Un vescovo, bene fa ad intervenire se nella celebrazione del sacro mistero della Messa, vengano praticate forme in dispregio del credo e dell’insegnamento del Vangelo, ma non altrettanto, se il rito viene celebrato regolarmente in latino, anzichè in lingua nazionale, e che la consacrazione avvenga secondo l’insegnamento di Gesù. Una celebrazione diversa nei contenuti sacrali è apostasia che certamente non può essere consentita. Ma, se la preghiera dei fedeli si esprime diversamente sempre preghiera è e tale resta.

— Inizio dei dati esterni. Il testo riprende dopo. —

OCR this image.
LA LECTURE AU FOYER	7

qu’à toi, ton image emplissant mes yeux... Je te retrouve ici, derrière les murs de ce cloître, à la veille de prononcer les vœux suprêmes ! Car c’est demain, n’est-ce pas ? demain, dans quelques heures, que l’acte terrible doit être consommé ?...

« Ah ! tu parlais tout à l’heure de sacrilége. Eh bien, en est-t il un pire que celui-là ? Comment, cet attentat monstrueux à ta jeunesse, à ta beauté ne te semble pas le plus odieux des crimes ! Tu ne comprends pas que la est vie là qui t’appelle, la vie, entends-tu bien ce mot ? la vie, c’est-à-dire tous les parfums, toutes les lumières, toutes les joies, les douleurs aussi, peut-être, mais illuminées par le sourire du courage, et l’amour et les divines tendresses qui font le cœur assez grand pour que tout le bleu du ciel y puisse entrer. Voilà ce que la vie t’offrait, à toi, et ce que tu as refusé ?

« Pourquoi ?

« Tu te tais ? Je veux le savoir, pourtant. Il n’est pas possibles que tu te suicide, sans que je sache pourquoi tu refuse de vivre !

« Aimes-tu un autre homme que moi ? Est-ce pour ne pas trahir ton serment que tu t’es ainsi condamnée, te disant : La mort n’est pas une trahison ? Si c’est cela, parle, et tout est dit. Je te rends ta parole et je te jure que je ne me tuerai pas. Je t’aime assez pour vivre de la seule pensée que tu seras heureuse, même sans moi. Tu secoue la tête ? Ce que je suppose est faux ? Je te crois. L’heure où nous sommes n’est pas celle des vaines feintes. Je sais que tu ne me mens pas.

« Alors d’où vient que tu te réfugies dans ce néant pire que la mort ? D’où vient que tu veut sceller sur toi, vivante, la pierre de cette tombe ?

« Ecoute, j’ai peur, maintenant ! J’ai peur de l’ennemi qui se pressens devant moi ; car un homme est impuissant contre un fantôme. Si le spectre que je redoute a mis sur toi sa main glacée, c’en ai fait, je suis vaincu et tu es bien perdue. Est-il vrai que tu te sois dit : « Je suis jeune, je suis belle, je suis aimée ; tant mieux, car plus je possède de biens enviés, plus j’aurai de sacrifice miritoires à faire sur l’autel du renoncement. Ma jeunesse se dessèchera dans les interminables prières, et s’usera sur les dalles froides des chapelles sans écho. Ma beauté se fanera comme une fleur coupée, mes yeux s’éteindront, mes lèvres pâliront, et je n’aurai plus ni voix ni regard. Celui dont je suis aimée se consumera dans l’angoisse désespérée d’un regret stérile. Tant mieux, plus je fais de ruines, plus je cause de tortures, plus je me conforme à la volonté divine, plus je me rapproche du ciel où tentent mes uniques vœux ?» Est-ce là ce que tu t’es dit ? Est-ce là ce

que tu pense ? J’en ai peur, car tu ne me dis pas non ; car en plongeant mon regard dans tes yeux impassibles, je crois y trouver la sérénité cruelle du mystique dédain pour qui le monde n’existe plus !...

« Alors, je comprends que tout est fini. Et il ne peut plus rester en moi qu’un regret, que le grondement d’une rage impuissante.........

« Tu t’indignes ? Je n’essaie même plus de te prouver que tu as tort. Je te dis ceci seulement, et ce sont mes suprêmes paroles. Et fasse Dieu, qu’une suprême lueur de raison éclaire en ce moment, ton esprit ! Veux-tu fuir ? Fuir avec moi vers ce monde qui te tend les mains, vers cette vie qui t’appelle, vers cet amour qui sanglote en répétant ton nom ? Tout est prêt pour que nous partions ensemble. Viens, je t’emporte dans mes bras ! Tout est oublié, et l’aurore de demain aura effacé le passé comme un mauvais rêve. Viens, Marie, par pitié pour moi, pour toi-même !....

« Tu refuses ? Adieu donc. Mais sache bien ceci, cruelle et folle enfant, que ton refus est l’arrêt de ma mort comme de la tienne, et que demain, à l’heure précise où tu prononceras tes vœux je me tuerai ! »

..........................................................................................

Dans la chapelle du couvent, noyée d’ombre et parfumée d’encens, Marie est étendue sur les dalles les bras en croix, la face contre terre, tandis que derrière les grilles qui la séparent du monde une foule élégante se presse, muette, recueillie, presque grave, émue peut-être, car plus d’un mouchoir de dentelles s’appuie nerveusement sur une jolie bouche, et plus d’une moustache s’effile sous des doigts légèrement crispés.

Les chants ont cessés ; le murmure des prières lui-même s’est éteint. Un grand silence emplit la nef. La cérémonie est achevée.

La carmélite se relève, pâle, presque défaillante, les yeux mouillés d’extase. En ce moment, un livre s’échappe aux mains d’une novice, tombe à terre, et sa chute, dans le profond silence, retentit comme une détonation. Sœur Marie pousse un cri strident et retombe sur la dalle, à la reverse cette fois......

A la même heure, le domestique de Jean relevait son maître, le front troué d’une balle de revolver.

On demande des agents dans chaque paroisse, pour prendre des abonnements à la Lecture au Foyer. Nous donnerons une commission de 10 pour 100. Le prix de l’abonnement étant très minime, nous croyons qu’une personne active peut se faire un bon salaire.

Il rito della “nuova” Messa, che purtroppo assomiglia sempre più ad una cena protestante da alcuni non viene accettato, non però in contestazione e nostalgia preconciliare, ma perchè nel rito precedente più di un fedele trova più concentrazione nella preghiera ed esaltazione del mistero che si compie ogni qualvolta l’ostia ed il vino diventano carne e sangue del Cristo.

La nuova Messa ha banalizzato il sacro che essa contiene. La folla che si accosta alla Comunione senza prima aver praticato il sacramento della confessione, lo dimostra. In tanti presso l’altare a prendere l’ostia benedetta, prima però, confessionali vuoti.

Per concludere, una Chiesa che proibisce non è una Chiesa che include e che accoglie e che tollera, si allontana dall’insegnamento di Cristo.

Mentre stavamo scrivendo è giunta la notizia che il Vescovo Brambilla ha revocato il “divieto”, quindi, nella Chiesa di Santa Caterina resta possibile il “vetus ordo”.

Finisce la tempesta in un bicchier d’acqua, ma le considerazioni fatte restano.